Dans le JDD, Nicolas Diat, l'auteur de "L'homme qui ne voulait pas être Pape", analyse le violent discours du pape François à la Curie :
"Comment interpréter la salve du pape François contre la curie? Est-ce une déclaration de guerre?
C'est le signe d'un malaise profond qui s'épaissit au fil des mois. Il faut se souvenir que, l'année dernière lors du même exercice. François avait déjà dénoncé les « bavardages» à l'intérieur de la curie. Quelques semaines auparavant, il avait même demandé à la gendarmerie du Vatican de faire cesser ces commérages. Le retentissement de cette « correction fraternelle » assez sèche avait cependant été moindre. Ce qui est impressionnant cette fois, c'est le catalogue des quinze maladies. Benoît XVI consacrait cette séance des voeux à faire la synthèse des voyages effectués au cours de l'année, il en tirait un certain nombre d'enseignements et de conclusions. A part la traditionnelle et brève introduction du doyen, le cardinal Sodano, le style a aujourd'hui changé…
Quelles seront les conséquences d'un tel discours?
Il laissera des traces profondes, même s'il n'aura aucune conséquence à court terme. Le pape aime la provocation, il est volontiers dans l'outrance, c'est sa nature. Sur la centaine de convives, personne n'a fait de commentaires pour répondre au pape. Ces quinze maladies curiales, dont certaines relèvent presque de la psychiatrie, énoncées tel un syllabus, n'ont suscité aucune réaction, ce qui ne veut pas dire qu'il n'y a pas une incompréhension, une lassitude. Le plus dommageable, c'est qu'il n'a pas eu un mot pour les personnes extraordinaires de la curie, et elles existent. Des religieuses dont personne ne parle mais qui servent leur dicastère avec une abnégation totale… Ces accusations à la limite de la diffamation ont blessé.

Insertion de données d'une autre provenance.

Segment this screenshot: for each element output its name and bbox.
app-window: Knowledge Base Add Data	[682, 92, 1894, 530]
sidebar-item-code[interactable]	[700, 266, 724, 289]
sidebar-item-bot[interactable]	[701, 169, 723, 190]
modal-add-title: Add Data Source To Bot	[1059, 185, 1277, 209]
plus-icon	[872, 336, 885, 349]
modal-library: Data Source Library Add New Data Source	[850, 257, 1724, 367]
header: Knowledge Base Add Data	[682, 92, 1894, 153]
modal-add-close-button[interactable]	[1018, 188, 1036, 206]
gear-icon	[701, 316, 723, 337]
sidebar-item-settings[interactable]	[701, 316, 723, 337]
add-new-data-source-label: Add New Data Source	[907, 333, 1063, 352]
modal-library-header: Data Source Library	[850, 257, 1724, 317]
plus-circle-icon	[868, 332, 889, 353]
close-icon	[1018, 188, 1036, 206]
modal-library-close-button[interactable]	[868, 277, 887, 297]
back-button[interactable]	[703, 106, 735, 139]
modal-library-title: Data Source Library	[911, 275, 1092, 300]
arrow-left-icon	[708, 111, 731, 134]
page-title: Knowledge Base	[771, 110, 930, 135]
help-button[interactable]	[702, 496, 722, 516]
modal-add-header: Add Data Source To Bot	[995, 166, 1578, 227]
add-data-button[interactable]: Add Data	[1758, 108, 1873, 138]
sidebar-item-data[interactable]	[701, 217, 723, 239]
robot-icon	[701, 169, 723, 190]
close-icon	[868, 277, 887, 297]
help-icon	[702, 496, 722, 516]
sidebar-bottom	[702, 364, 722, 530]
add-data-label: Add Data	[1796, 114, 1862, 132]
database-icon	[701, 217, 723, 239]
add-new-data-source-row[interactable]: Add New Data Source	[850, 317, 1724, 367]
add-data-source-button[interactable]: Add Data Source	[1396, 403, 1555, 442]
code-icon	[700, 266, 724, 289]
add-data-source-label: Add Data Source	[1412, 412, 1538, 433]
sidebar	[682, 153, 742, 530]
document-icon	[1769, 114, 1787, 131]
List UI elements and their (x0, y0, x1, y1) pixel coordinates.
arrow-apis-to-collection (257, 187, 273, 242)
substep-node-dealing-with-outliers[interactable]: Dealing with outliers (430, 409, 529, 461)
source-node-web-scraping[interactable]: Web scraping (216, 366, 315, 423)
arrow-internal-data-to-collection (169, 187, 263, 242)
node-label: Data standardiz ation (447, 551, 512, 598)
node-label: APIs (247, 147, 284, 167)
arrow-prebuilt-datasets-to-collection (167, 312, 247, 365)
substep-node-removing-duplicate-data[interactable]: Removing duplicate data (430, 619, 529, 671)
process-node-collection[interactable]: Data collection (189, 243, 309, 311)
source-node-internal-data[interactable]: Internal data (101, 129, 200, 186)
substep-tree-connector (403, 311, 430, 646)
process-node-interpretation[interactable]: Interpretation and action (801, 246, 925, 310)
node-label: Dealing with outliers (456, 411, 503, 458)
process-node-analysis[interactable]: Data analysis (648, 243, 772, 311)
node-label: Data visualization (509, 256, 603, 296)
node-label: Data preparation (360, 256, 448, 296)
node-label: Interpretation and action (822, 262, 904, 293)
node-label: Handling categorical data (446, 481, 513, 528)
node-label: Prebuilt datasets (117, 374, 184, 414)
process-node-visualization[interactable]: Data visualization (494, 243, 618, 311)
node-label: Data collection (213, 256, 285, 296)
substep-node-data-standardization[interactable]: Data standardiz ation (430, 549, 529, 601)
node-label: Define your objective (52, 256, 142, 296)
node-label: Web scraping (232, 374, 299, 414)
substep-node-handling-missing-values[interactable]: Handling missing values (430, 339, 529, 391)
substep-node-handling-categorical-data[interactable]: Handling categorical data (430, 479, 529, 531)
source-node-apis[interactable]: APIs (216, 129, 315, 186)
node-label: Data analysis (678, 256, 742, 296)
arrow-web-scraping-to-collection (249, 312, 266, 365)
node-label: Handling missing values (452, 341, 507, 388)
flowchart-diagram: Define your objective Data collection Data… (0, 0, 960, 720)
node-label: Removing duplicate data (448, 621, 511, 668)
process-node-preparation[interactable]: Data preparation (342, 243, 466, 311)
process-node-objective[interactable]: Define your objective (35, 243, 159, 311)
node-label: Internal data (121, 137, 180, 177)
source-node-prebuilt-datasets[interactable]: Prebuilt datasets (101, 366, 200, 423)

Pour faire plier les oligarques, n'est-il pas obligé de prendre l'opinion publique à témoin quand Benoît XVI n'a eu d'autres recours que la démission?
C'est sans doute en partie vrai, mais c'est très réducteur. Depuis deux ans qu'il est installé sur le siège de Pierre, François a été effaré par certains «malades» victimes de ce vide spirituel qu'il dénonce. Mais pourquoi le pape a-t-il choisi la médiatisation alors qu'il aurait fort bien pu faire ces reproches dans le secret de certaines réunions? C'est un peu comme si le président de la République française avait lancé une canonnade contre son gouvernement devant les caméras du monde entier. Le 24 novembre dernier, François recevait à huis clos, dans une ambiance très détendue, l'ensemble des chefs des dicastères. Lorsqu'il a engagé la réforme des finances, il a été d'une parfaite discrétion.
Est-ce une réponse du pape à une curie hostile à ses souhaits d'ouverture en direction des divorcés et des homosexuels ?
Depuis le début de l'année 2014, au fil des mois, les divergences perçues sur la question de la famille et plus largement sur la place de la morale se transforment en fracture, non pas au sein de la seule curie mais dans toute l'Église. La curie n'est pas monolithique. Les médias se sont plu à transformer le cardinal Raymond Leo Burke en chef de l'opposition. C'est un homme intègre qui ne souffre d'aucune des quinze maladies curiales. Le cardinal George Pell, entré dans le C9, l'équipe qui pilote la réforme de la curie, est sur la même ligne que lui sur la question des divorcés. Il s'agit pourtant d'un « ami » du pape… Loin de Rome, le cardinal sud-africain Wilfrid Fox Napier, plutôt un libéral, s'est élevé contre «les graves dérives» du synode. S'il n'appartient pas à la curie, il traduit le sentiment du continent africain. Les quatre représentants des États-Unis au prochain synode ne partagent pas, non plus, les vues réformistes du pape. Destiné à obtenir un consensus le plus large possible, ce synode devient un rêve inaccessible. Le pape ne peut pas tout."